High-Conversion Ratio Multi-Phase VRM Realized with Stacking of Generic Series-Capacitor-Buck Converter Cells

• Published in: 2022 IEEE 23rd Workshop on Control and Modeling for Power Electronics (COMPEL) pp. 1 - 6
• Main Authors: Hamo, Eli, Evzelman, Michael, Peretz, Mor Mordechai
• Format: Conference Proceeding
• Language: English
• Published: IEEE 20.06.2022
• Subjects: Capacitors; Data center; Data models; DC-DC power converters; high conversion ratio; point-of-load converter; Prototypes; Regulators; series capacitor buck converter; Topology; Transistors; Voltage measurement; voltage regulator module
• DOI: 10.1109/COMPEL53829.2022.9829981

This paper introduces a new design approach for multiphase nonisolated DC-DC topology. The design approach is based on a new generic hybrid cell that consists of both capacitor and inductor. Using a stand-alone cell, the approach contributes to a high modularity of the resulting converters and enables high conversion ratios at higher efficiencies.

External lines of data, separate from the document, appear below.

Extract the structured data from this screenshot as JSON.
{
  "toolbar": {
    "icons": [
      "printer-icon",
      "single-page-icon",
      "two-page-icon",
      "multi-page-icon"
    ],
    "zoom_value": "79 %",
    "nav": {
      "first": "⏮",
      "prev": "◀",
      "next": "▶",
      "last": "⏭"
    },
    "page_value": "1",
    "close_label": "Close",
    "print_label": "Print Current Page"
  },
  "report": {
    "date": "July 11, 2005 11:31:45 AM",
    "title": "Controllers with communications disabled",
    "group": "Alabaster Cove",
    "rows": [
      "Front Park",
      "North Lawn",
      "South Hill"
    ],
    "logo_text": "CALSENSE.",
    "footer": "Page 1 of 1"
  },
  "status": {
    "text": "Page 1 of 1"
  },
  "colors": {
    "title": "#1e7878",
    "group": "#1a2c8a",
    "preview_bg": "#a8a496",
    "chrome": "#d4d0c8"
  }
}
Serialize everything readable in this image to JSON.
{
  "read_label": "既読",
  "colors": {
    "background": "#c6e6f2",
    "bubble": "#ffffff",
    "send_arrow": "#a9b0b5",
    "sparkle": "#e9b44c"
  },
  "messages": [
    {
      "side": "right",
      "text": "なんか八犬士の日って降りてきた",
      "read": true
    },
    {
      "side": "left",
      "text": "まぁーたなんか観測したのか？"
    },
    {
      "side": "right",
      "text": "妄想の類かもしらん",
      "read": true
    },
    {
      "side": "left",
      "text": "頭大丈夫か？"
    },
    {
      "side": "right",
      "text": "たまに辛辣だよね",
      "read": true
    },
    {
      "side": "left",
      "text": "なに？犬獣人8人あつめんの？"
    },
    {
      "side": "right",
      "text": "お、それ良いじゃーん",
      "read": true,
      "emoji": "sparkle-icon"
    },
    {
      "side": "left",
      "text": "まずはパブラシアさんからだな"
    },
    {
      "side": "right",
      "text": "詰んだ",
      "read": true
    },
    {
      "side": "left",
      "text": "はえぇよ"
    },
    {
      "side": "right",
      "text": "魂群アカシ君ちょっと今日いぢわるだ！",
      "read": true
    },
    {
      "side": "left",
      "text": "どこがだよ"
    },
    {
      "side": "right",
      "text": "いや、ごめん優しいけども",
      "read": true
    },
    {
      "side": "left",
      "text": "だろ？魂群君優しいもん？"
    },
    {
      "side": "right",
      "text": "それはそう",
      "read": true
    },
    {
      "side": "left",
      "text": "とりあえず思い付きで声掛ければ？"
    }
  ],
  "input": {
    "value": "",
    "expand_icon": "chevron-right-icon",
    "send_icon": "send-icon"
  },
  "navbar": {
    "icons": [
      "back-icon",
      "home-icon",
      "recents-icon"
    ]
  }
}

The unique interaction between the capacitor and the inductor result in a soft charging operation, which curbs the losses of the converter, and contributes to higher efficiency. The method was used to create a multiphase voltage regulator module VRM. The new converter significantly extends the effective duty ratio and lowers the voltage stress of the transistors, while delivering high current to the output and has inherent current sharing to balance the load between the phases. Experimental results of a modular interleaved three phase prototype demonstrate an excellent proof of design methodology concept and agree well with the simulations and theoretical analyses developed in this study. Typical applications are point-of-load (PoL) and voltage regulator modules (VRM).